Неожиданно разговорившись, он уже не мог замолкнуть, покуда не высказал всего, что у него накопилось.
— Что составляет оружие интеллигента? — обличал он. — Прежде всего, личные знания, личные способности. Говоря иначе, он может преуспеть только благодаря личным качествам. Поэтому первым условием он всегда ставит полную свободу, так сказать, проявления личности. А коллективу он если и подчиняется, то с трудом, подчиняется по необходимости, а не по собственному побуждению. Необходимость дисциплины он признает лишь для массы, а не для избранных. Самого же себя он, разумеется, причисляет к избранным душам… Такой получается коленкор, — подвел итог Молотобоец. — И вот помяните мое слово: схлестнемся мы с вами, как дойдет до дела. Не миновать нам этого.
После второго карцера товарищ Павел едва держался на ногах, сил у него осталось ровно столько, чтобы дойти до камеры. Гадать не приходилось: Хабалов не отвяжется до тех пор, пока не доведет человека до гробовой доски.
Спасительным в какой-то мере представлялось наступление пасхальных праздников, целая неделя отдыха и улучшенной кормежки, хождений по камерам «в гости» друг к другу, разговоров, споров и тому подобного приятного препровождения времени. А за неделю, надеялись, что-нибудь да образуется…

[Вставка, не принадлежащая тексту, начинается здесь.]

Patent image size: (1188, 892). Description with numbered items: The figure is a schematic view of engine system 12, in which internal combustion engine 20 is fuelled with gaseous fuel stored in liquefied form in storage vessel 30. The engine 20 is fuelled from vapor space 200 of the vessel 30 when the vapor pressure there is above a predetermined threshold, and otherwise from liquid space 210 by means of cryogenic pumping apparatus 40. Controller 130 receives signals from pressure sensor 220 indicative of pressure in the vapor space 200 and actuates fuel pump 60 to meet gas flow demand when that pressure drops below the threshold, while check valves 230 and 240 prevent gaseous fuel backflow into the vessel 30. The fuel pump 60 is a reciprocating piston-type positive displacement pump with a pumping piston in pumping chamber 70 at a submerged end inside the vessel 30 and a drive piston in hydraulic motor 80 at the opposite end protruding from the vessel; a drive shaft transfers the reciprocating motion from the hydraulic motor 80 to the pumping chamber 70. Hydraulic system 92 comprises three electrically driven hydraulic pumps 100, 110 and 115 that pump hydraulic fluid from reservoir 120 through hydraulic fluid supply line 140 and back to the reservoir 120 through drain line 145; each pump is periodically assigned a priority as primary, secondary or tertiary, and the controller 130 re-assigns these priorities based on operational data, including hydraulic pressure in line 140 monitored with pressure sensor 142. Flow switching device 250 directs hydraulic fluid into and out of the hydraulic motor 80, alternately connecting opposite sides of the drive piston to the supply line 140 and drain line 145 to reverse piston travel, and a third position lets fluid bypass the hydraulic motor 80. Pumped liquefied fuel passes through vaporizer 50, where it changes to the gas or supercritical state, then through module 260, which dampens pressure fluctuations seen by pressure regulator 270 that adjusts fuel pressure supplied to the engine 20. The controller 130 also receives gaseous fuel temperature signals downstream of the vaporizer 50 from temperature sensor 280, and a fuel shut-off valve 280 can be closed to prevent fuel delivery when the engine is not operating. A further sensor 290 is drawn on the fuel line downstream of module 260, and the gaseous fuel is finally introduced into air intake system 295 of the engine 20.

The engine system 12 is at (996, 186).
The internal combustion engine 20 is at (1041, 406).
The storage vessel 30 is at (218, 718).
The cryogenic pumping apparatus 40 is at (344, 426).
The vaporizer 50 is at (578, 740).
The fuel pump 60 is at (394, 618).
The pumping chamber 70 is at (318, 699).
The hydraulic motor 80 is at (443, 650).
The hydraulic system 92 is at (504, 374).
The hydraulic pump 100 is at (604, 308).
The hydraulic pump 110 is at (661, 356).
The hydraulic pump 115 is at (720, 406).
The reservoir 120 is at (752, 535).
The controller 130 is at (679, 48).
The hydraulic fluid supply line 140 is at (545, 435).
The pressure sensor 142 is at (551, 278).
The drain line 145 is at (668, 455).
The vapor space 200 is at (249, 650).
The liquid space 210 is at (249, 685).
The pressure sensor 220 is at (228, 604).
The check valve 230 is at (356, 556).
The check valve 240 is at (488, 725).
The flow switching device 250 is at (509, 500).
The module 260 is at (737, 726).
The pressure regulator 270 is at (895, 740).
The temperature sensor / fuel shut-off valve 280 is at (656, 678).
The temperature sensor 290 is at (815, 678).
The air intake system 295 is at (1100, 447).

В первый день пасхи разговлялись праздничной, пожертвованной с воли снедью. Под ногами валялась разноцветная яичная скорлупа. Молотобоец торжественно священнодействовал над крохотным куличом, разрезая его на тоненькие ломтики. Белые крошки он аккуратно смел в ладонь и отправил в рот.
Было что-то языческое в этом праздничном обычае объедаться, тешить человеческую утробу, и разговор, перелетая от одного к другому, шел о древних славянах с их поклонением «болванам», о раннем христианстве и, естественно, о крестной муке спасителя, предложившего людям идею всеобщего братства угнетенных.